The term oppression in such instances, refers to the subordination of a given group or social category by unjust use of force or authority in order to achieve the effects of oppression. This rule, a part of British law, feeds into this as it stampedes workers’ rights to freedom of religion, belief and thought in public spaces. It allows a system of oppression as those that will be most affected will be minorities; this ruling proves to affect mainly Muslim women wearing head scarves proving to be directly discriminative, despite claiming otherwise. In the ruling of Eweida and Chaplin V, the United Kingdom (2013), two Christian women who wished to wear crosses at work but were told could not it had been ruled that there had been a violation of article 9. Whereas when it was a Muslim woman who had taken to court after being told they may not wear headscarves to work, it had been ruled that companies may ask all employees to dress neutrally, in other words it was within their rights to ban them from wearing headscarves. This shows that precedent, which requires similar cases to be treated alike, wasn’t followed, leading to the possibility that the ruling is directed at Muslim women wearing headscarves.

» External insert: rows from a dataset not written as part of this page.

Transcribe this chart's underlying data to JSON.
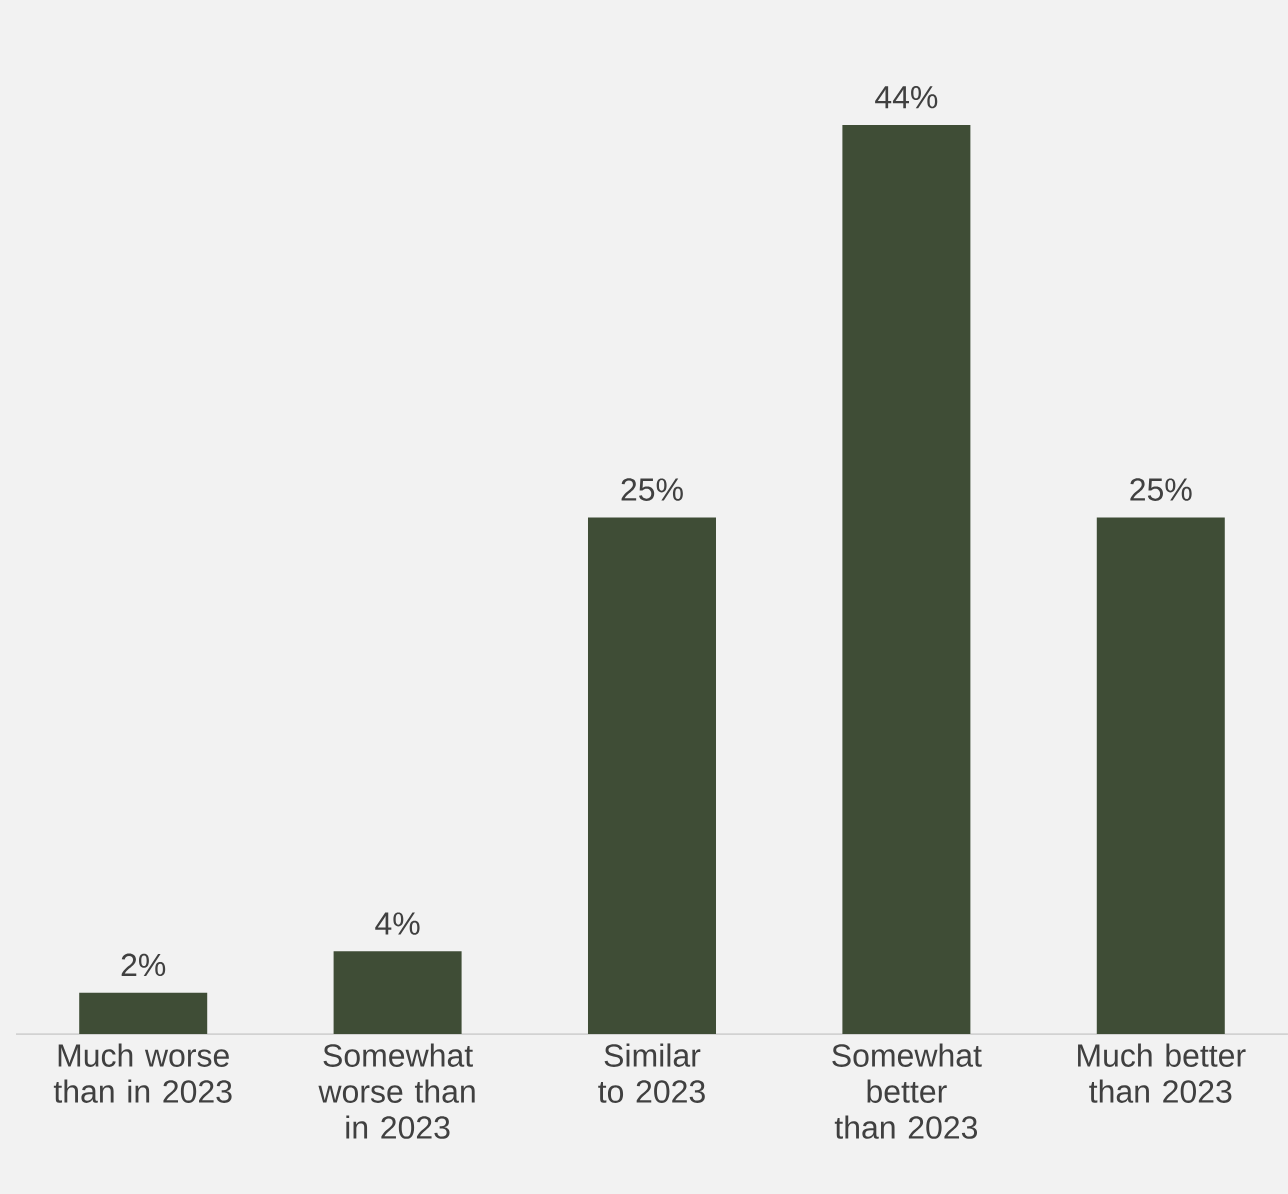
{
  "chart_data": {
    "type": "bar",
    "categories": [
      "Much worse than in 2023",
      "Somewhat worse than in 2023",
      "Similar to 2023",
      "Somewhat better than 2023",
      "Much better than 2023"
    ],
    "values": [
      2,
      4,
      25,
      44,
      25
    ],
    "value_labels": [
      "2%",
      "4%",
      "25%",
      "44%",
      "25%"
    ],
    "color": "#3f4d36"
  }
}
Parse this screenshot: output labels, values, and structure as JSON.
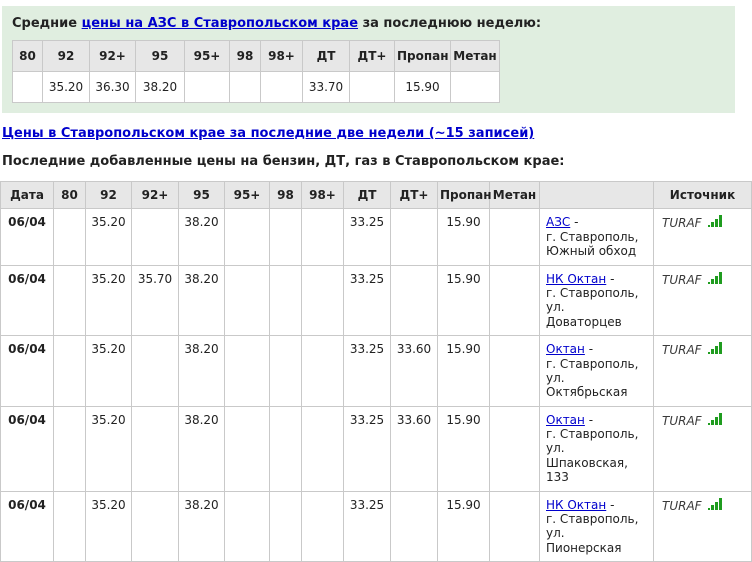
{
  "colors": {
    "link_blue": "#0000cc",
    "signal_green": "#1f9c1f",
    "summary_bg": "#e0eee0",
    "header_bg": "#e7e7e7",
    "border": "#c9c9c9",
    "text": "#222222"
  },
  "summary": {
    "title_prefix": "Средние",
    "title_link": "цены на АЗС в Ставропольском крае",
    "title_suffix": "за последнюю неделю:",
    "columns": [
      "80",
      "92",
      "92+",
      "95",
      "95+",
      "98",
      "98+",
      "ДТ",
      "ДТ+",
      "Пропан",
      "Метан"
    ],
    "values": [
      "",
      "35.20",
      "36.30",
      "38.20",
      "",
      "",
      "",
      "33.70",
      "",
      "15.90",
      ""
    ]
  },
  "two_weeks_link": "Цены в Ставропольском крае за последние две недели (~15 записей)",
  "section_title": "Последние добавленные цены на бензин, ДТ, газ в Ставропольском крае:",
  "table": {
    "columns": [
      "Дата",
      "80",
      "92",
      "92+",
      "95",
      "95+",
      "98",
      "98+",
      "ДТ",
      "ДТ+",
      "Пропан",
      "Метан",
      "",
      "Источник"
    ],
    "station_dash": " -",
    "rows": [
      {
        "date": "06/04",
        "values": [
          "",
          "35.20",
          "",
          "38.20",
          "",
          "",
          "",
          "33.25",
          "",
          "15.90",
          ""
        ],
        "station": "АЗС",
        "address": "г. Ставрополь,\nЮжный обход",
        "source": "TURAF"
      },
      {
        "date": "06/04",
        "values": [
          "",
          "35.20",
          "35.70",
          "38.20",
          "",
          "",
          "",
          "33.25",
          "",
          "15.90",
          ""
        ],
        "station": "НК Октан",
        "address": "г. Ставрополь,\nул.\nДоваторцев",
        "source": "TURAF"
      },
      {
        "date": "06/04",
        "values": [
          "",
          "35.20",
          "",
          "38.20",
          "",
          "",
          "",
          "33.25",
          "33.60",
          "15.90",
          ""
        ],
        "station": "Октан",
        "address": "г. Ставрополь,\nул.\nОктябрьская",
        "source": "TURAF"
      },
      {
        "date": "06/04",
        "values": [
          "",
          "35.20",
          "",
          "38.20",
          "",
          "",
          "",
          "33.25",
          "33.60",
          "15.90",
          ""
        ],
        "station": "Октан",
        "address": "г. Ставрополь,\nул.\nШпаковская,\n133",
        "source": "TURAF"
      },
      {
        "date": "06/04",
        "values": [
          "",
          "35.20",
          "",
          "38.20",
          "",
          "",
          "",
          "33.25",
          "",
          "15.90",
          ""
        ],
        "station": "НК Октан",
        "address": "г. Ставрополь,\nул.\nПионерская",
        "source": "TURAF"
      }
    ]
  }
}
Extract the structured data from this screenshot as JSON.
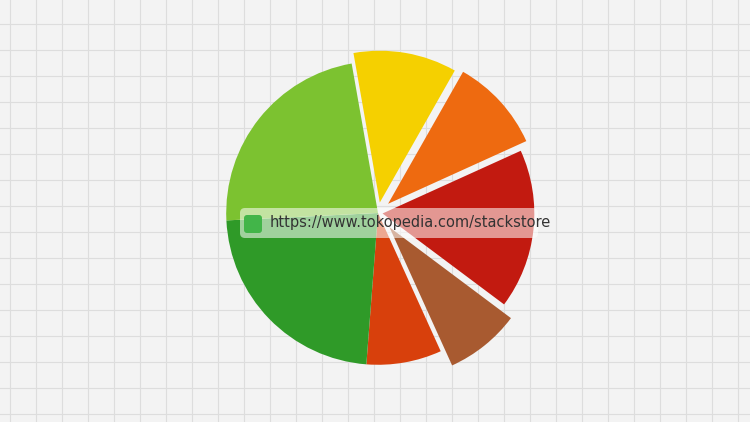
{
  "chart_data": {
    "type": "pie",
    "values": [
      11,
      10,
      17,
      8,
      8,
      23,
      23
    ],
    "colors": [
      "#f5d000",
      "#ee6a10",
      "#c21a10",
      "#a85a30",
      "#d8400c",
      "#2f9a28",
      "#7cc230"
    ],
    "annotations": [
      "https://www.tokopedia.com/stackstore"
    ]
  }
}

The Equality Act of 2010 legally protects people from discrimination in the workplace and in wider society, while replacing previous anti-discrimination laws with a single Act, making the law easier to understand and strengthening protection in some situations, by accepting guidance from the European court of justice. By telling employees they may not wear religious symbols, this right has been infringed upon.

This is only one of countless examples of how the law not only allows, but contributes to the continuation of oppressing minorities. It’s easy to overlook how our system may act as an instrument of oppression, but it’s the police and law themselves that are oppressive. Such an internal rule of a private undertaking will undoubtedly constitute indirect discrimination. 

So, what should be put in place of this rule? Rather than imposing this rule in Britain, we should look at Article 9 of the European Court of Human rights. This ruling says that everyone has the right to freedom of thought, conscience and religion; this right includes freedom to change religions or beliefs, either alone or in community. It allows for the manifestion of people’s religions or beliefs, in worship, teaching practice and observance. A like ruling should be accepted and adopted in the UK. This ruling would allow the freedom of religious practice – something which must be a right to all. 

Overall, this being a ruling accepted and adopted in the UK, is one that should be reformed as it is stopping Britain from progressing into a less discriminatory nation. As rightfully stated by The Conference of European Rabbis, which comprises of 700 Jewish leaders, Europe was sending a clear message that its religious communities were no longer welcome.